Send it back. That's all you had to say.

I had two SIG Sauer pistols a P226 and a P229 from 2010 and they were functioning beasts, but ticking time bombs.

Are you the original owner? If you're not, too bad. You're stuck. SIG will NOT work with you on fixing the issue unless you're the original buyer of the pistol.

I had a huge issue with SIG Sauer last year that left me with little to no desire to be their dedicated customer. I have since moved all my chips to Heckler and Koch. I own one SIG pistol, the P229 Elite Dark and might, might, might get another P226. Why? Shot them for 10 years and love the way they shoot. But their customer service and fessing up to making a bad product or two leaves little to be desired. Even when you have one of the best gun smiths in the country in your corner.


So, try to send it back to them if you're the first buyer. If not, do the dance I did.
 
Oh man. By saying it was made in 2010, I'm going to assume that you're not original owner.

As Constantine said, you have zero warranty on the gun.
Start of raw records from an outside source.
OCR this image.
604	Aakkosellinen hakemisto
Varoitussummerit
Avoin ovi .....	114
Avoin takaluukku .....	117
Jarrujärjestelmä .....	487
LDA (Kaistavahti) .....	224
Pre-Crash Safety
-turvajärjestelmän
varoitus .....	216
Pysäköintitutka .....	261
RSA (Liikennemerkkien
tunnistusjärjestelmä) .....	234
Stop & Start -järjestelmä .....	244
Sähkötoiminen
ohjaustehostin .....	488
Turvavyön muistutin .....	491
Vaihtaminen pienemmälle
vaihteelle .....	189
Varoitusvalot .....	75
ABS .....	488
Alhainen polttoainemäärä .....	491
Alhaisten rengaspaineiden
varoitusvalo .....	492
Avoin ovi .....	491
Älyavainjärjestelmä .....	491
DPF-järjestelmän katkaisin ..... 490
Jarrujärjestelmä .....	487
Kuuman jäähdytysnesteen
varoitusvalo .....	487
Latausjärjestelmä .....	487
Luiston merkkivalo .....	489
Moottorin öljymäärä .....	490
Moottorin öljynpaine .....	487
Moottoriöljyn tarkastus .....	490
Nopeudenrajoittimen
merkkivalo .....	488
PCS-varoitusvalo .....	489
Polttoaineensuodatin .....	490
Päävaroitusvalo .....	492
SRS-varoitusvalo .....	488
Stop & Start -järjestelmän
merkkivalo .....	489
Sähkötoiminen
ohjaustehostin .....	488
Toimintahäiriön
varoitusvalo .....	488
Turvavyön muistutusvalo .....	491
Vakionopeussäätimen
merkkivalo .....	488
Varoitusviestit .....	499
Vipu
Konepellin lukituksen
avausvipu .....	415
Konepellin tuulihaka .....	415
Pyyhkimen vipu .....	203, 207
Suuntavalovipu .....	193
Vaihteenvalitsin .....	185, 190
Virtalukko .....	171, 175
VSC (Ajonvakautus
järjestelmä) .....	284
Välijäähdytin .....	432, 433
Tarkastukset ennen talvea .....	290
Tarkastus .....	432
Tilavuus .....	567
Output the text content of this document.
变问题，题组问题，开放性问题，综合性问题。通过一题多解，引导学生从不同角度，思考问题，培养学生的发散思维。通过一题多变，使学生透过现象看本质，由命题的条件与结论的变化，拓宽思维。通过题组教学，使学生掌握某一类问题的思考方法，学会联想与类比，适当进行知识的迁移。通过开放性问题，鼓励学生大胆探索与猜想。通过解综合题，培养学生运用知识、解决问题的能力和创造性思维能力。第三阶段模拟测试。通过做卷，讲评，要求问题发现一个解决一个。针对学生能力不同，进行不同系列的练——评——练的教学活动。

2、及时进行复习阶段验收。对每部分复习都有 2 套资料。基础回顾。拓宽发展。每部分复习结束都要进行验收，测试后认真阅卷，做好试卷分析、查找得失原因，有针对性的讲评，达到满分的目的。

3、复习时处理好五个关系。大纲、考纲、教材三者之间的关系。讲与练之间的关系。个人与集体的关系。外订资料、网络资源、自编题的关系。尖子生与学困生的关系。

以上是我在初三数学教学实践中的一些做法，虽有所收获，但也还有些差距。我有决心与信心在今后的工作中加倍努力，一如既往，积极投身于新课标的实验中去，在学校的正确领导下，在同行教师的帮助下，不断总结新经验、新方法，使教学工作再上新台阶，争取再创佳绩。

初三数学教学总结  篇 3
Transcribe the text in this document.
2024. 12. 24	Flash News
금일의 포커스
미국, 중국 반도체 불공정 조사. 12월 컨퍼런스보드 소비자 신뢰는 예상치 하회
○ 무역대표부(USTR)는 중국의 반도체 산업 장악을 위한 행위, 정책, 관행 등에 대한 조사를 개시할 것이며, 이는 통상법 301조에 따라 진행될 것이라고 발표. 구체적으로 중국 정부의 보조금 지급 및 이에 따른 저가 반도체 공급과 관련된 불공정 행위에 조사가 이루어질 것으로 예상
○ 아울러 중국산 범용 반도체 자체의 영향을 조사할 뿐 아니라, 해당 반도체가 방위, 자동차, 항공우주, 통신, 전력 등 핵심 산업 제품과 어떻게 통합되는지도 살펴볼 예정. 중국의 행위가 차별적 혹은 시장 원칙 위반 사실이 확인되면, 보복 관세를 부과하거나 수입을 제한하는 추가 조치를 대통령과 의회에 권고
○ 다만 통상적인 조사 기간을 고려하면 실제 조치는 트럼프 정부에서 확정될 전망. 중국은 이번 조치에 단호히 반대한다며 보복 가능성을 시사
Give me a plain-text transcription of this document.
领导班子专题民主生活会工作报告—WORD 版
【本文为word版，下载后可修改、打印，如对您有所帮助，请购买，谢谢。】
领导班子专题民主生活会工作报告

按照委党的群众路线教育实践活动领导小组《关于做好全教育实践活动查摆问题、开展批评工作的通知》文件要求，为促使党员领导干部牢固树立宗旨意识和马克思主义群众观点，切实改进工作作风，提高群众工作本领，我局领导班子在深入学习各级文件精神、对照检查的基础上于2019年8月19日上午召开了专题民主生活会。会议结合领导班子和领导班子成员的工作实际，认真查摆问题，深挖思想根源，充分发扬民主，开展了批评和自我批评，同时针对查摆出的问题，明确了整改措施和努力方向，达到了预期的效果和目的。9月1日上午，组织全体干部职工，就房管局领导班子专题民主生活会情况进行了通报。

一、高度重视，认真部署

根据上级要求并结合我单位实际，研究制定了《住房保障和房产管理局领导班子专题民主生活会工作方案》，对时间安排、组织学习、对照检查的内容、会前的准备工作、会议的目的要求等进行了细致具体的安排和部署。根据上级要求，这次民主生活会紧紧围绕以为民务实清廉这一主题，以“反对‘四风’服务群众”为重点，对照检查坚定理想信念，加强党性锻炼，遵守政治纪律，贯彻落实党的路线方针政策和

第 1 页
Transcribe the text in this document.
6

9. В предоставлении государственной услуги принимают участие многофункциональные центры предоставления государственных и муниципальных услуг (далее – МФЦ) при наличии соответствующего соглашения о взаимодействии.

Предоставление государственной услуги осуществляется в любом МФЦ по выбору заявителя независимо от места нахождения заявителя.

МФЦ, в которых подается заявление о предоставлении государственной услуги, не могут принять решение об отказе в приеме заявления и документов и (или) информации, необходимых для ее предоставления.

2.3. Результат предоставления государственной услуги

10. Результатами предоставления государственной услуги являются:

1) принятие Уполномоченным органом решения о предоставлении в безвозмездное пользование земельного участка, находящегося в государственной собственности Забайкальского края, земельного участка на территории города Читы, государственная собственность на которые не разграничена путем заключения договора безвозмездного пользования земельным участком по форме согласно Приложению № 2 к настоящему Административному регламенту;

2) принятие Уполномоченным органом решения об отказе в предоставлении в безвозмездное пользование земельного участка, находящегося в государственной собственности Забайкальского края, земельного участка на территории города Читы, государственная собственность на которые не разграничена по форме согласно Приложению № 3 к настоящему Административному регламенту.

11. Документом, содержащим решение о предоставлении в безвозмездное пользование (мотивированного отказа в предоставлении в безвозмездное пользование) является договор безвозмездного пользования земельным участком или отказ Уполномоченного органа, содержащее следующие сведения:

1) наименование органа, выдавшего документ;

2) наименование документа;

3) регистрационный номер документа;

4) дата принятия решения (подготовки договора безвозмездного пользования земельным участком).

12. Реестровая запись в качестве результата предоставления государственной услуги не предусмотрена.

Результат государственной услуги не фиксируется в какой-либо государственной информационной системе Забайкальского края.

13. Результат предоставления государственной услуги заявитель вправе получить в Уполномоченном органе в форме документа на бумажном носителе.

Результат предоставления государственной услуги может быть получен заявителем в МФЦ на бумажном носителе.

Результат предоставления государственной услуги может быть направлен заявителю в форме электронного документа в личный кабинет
They may be willing to look at it, but you will have to pay shipping and also $55 just for them to inspect it. Then you will have to pay for any potential corrections necessary.

After their poor customer service experiences, I also dumped all of my Sigs. I was a huge fan of the P229 and the P320 Compact.... but I just couldn't stand behind a company that won't stand behind their products or their customers.

I wish you the best of luck in getting your issue resolved. If it were up to me, I'd probably try to sell the gun for what you can get and move to something like a P30L or USP.

If you are the original owner, you should have better luck. For future reference, never buy a used Sig unless you have thoroughly tested it yourself and/or are confident that you can work on the gun to resolve any issues yourself.
 
Before you send it back to Sig, take it to a competent gunsmith and have him go through it. It sounds like a problem with one of the fire control parts, but I would just be guessing. I have had guns fail to fire (fail to drop the hammer on trigger pull) for reasons stemming from a chipped/worn sear to hidden gunk that can only be found on a complete tear-down.

The last gun I experienced the occasional failure to fire on a trigger pull was my STI custom 2011. The gunsmith charged me something like $120 to replace a worn sear, which included the price of a good quality sear. It functions perfectly and is smooth as glass. Money well spent.
 
If you are thinking about putting an SRT in it you might go ahead and do that. There is a decent chance that the issue could be with one of the parts you are replacing with the SRT and you could kill two birds with one stone. There is no guarantee that will fix it though.